Lecteurs

Un écrivain majeur

Anne Louis rend hommage à l’écrivain israélien Amos Oz qui s’est éteint le vendredi 28 décembre à l’âge de 79 ans.
Décès

Alors que nous apprenons la mort d’Amos Oz, ces mots de Mario Vargas Llosa, Prix Nobel de littérature 2010, me reviennent en mémoire: «Nous serions pires que ce que nous sommes sans les bons livres que nous avons lus. Tout comme écrire, lire c’est protester contre les insuffisances de la vie.»

Lire Amos Oz, c’est d’abord renouer avec ce qui fut le creuset de son œuvre, une Jérusalem disparue, «extraordinairement civilisée», alors sous mandat britannique, au cœur de Kerem Avraham, ce quartier où «en hiver, à la tombée de la nuit, (…) règne dans les cours et la rue un silence si vaste et sombre que l’on perçoit le murmure des nuages». C’est là, dans une maison «creusée dans le roc à flanc de colline, une colline massive, renfermée et taciturne», que grandit celui qui s’appelait encore Amos Klausner et qui confiera plus tard, avec cet humour dont il ne se départit jamais, qu’enfant il espérait «devenir un livre». «Pas un écrivain, un livre: les hommes se font tuer comme des fourmis. Les écrivains aussi.

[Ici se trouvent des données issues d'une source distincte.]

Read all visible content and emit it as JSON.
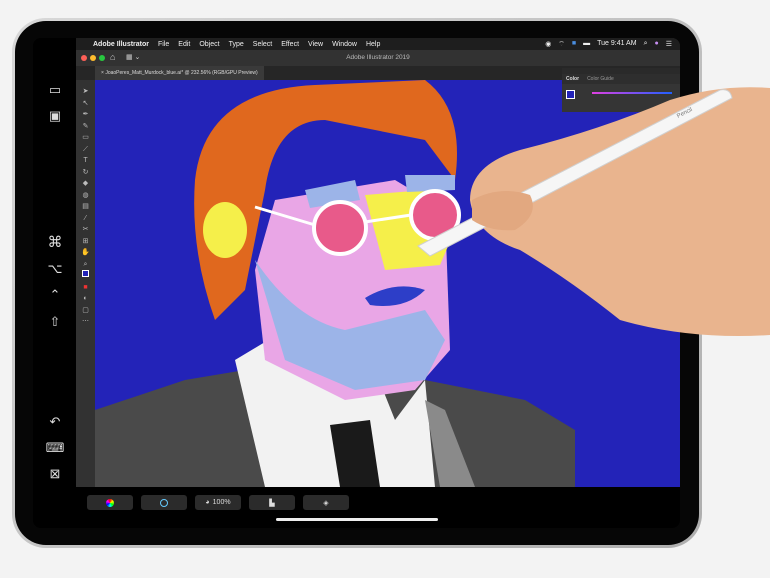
{
  "menubar": {
    "apple": "",
    "app": "Adobe Illustrator",
    "items": [
      "File",
      "Edit",
      "Object",
      "Type",
      "Select",
      "Effect",
      "View",
      "Window",
      "Help"
    ],
    "clock": "Tue 9:41 AM"
  },
  "window": {
    "title": "Adobe Illustrator 2019"
  },
  "document_tab": {
    "close": "×",
    "label": "JoaoPeres_Matt_Murdock_blue.ai* @ 232.56% (RGB/GPU Preview)"
  },
  "color_panel": {
    "tabs": [
      "Color",
      "Color Guide"
    ]
  },
  "touchbar": {
    "zoom": "100%"
  },
  "pencil": {
    "brand": "Pencil"
  },
  "colors": {
    "canvas": "#2323b8",
    "hair": "#e0681e",
    "skin": "#e9a6e6",
    "beard": "#9cb4e8",
    "suit": "#555555"
  },
  "sidecar_icons": [
    "menubar-toggle-icon",
    "dock-toggle-icon",
    "command-icon",
    "option-icon",
    "control-icon",
    "shift-icon",
    "undo-icon",
    "keyboard-icon",
    "disconnect-icon"
  ]
}
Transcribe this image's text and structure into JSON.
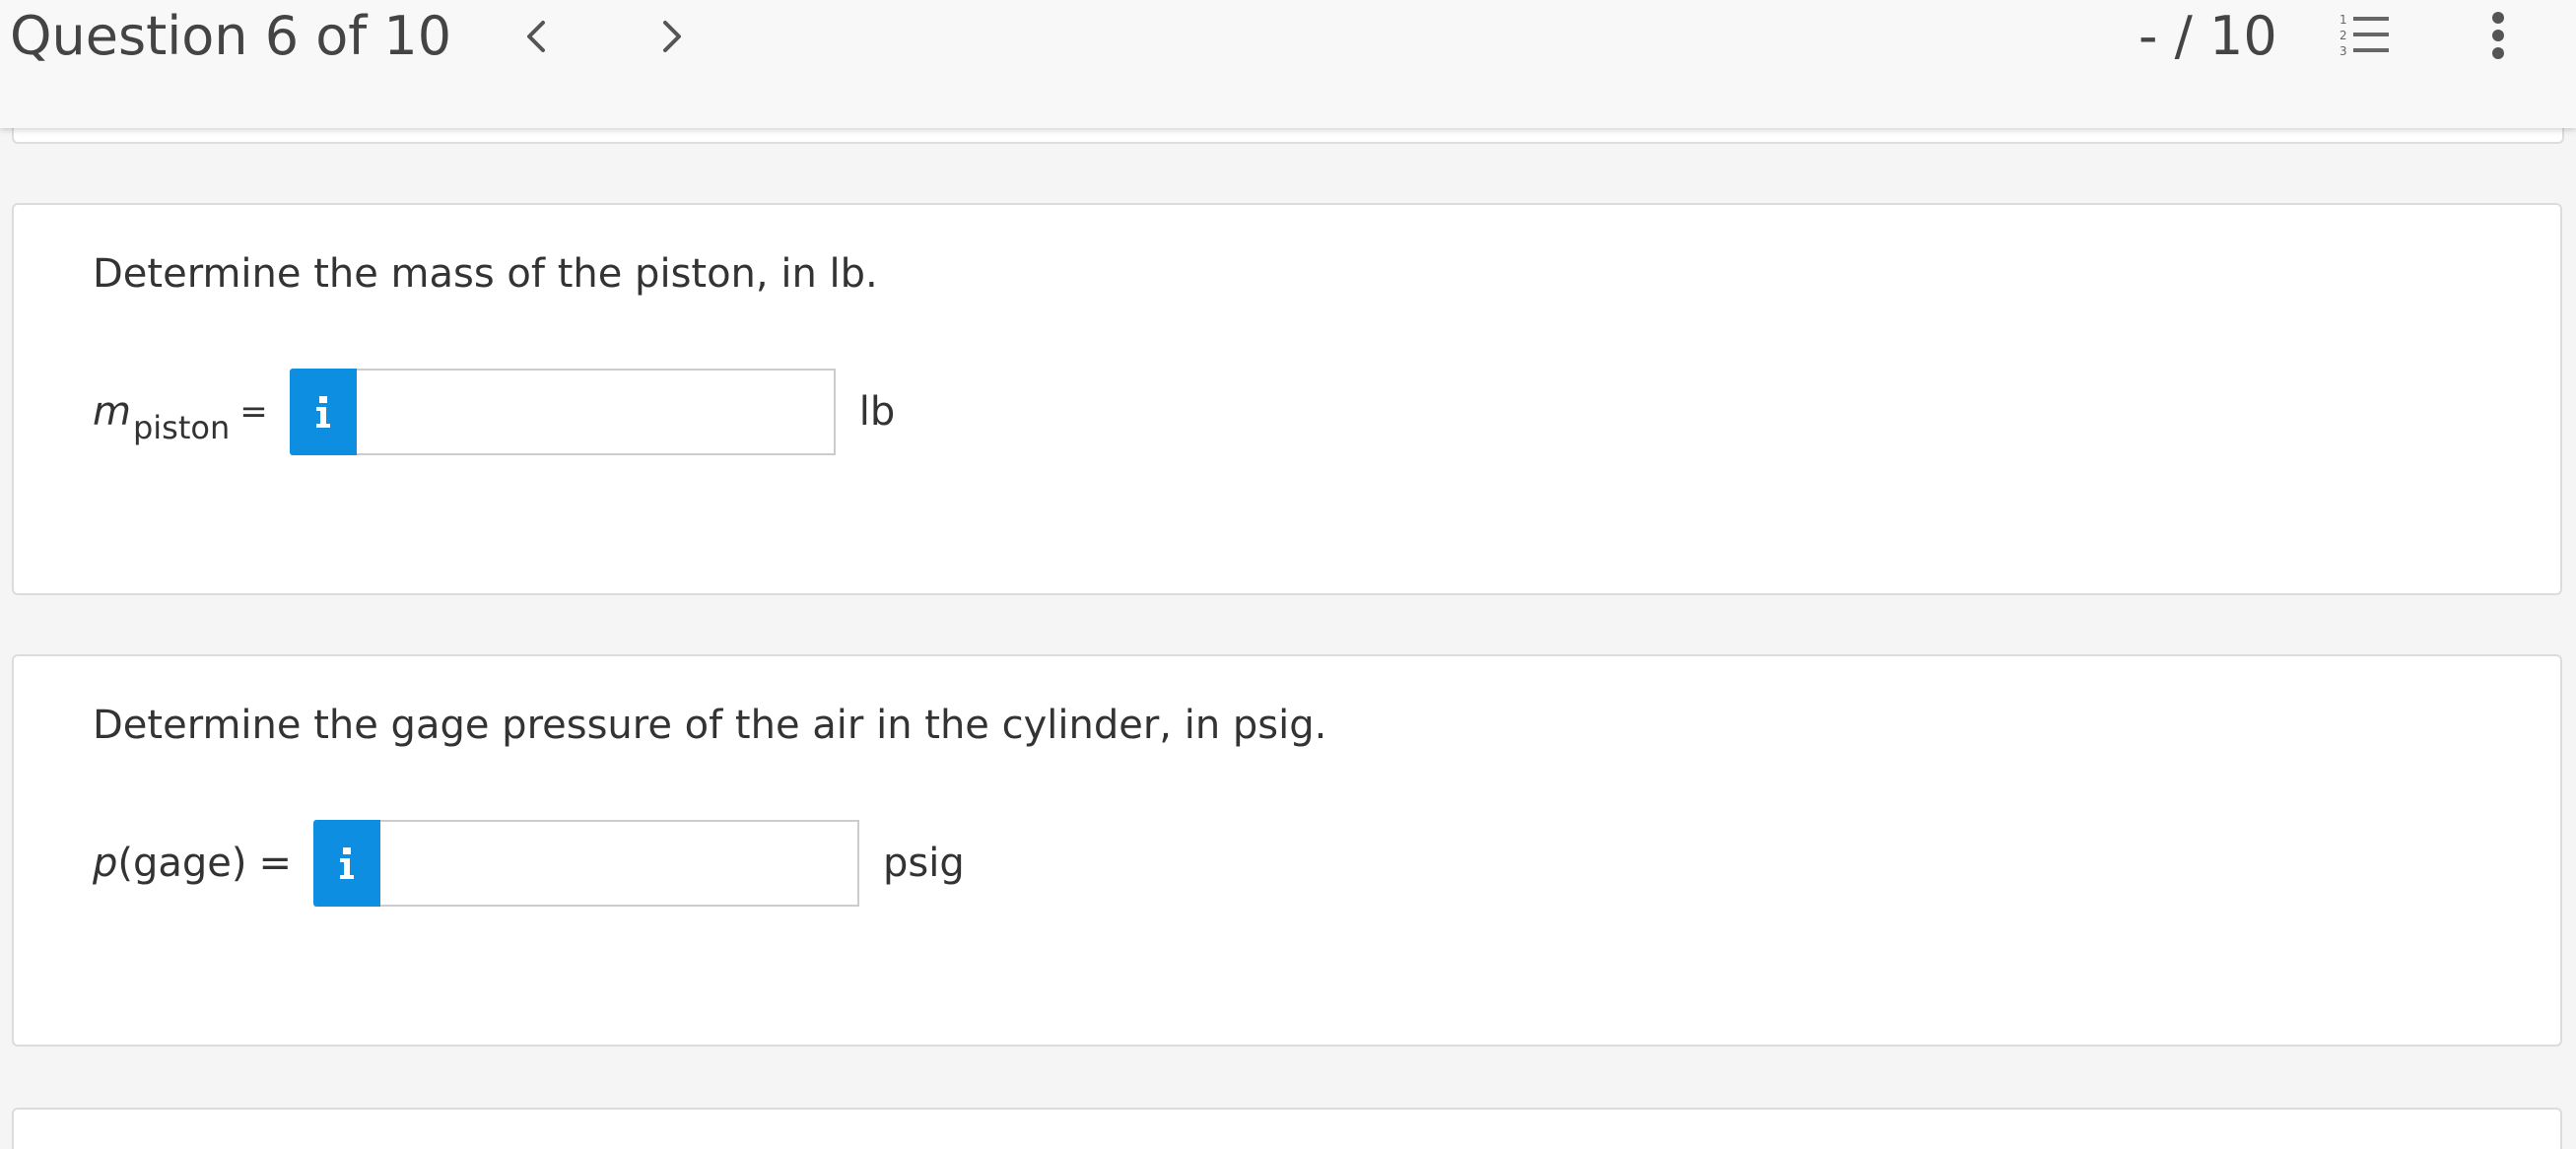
{
  "header": {
    "question_title": "Question 6 of 10",
    "score": "- / 10"
  },
  "icons": {
    "prev": "chevron-left-icon",
    "next": "chevron-right-icon",
    "list": "numbered-list-icon",
    "more": "vertical-ellipsis-icon",
    "info": "info-icon"
  },
  "colors": {
    "accent": "#0e8ee0",
    "header_bg": "#f8f8f8",
    "page_bg": "#f5f5f5"
  },
  "parts": [
    {
      "prompt": "Determine the mass of the piston, in lb.",
      "variable": "m",
      "subscript": "piston",
      "equals": "=",
      "input_value": "",
      "unit": "lb"
    },
    {
      "prompt": "Determine the gage pressure of the air in the cylinder, in psig.",
      "variable": "p",
      "suffix": "(gage)",
      "equals": "=",
      "input_value": "",
      "unit": "psig"
    }
  ]
}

Mais un livre, même si on le détruisait méthodiquement, il en subsisterait toujours quelque part un exemplaire qui ressusciterait sur une étagère, au fond d’un rayonnage dans une bibliothèque perdue à Reykjavik, Valladolid ou Vancouver.»

Rompant avec le cercle familial, largement composé d’intellectuels immigrants de Russie et de Pologne – dont certains, véritables érudits à l’instar de son père et de son grand-oncle Joseph Klausner –, le jeune Amos entre au kibboutz à 15 ans, deux ans après le suicide de sa mère, et choisit de changer de nom. Désormais Eretz-Israël cesse d’être un mythe, cette «contrée lointaine» qui avait nourri son imaginaire d’enfant solitaire et rêveur, ce «quelque part par-delà les montagnes, [où] vivait une espèce nouvelle de héros juifs, une race hâlée, vigoureuse, taciturne et efficace, l’antithèse du juif de la Diaspora, sans aucune ressemblance avec les habitants de Kerem Avraham».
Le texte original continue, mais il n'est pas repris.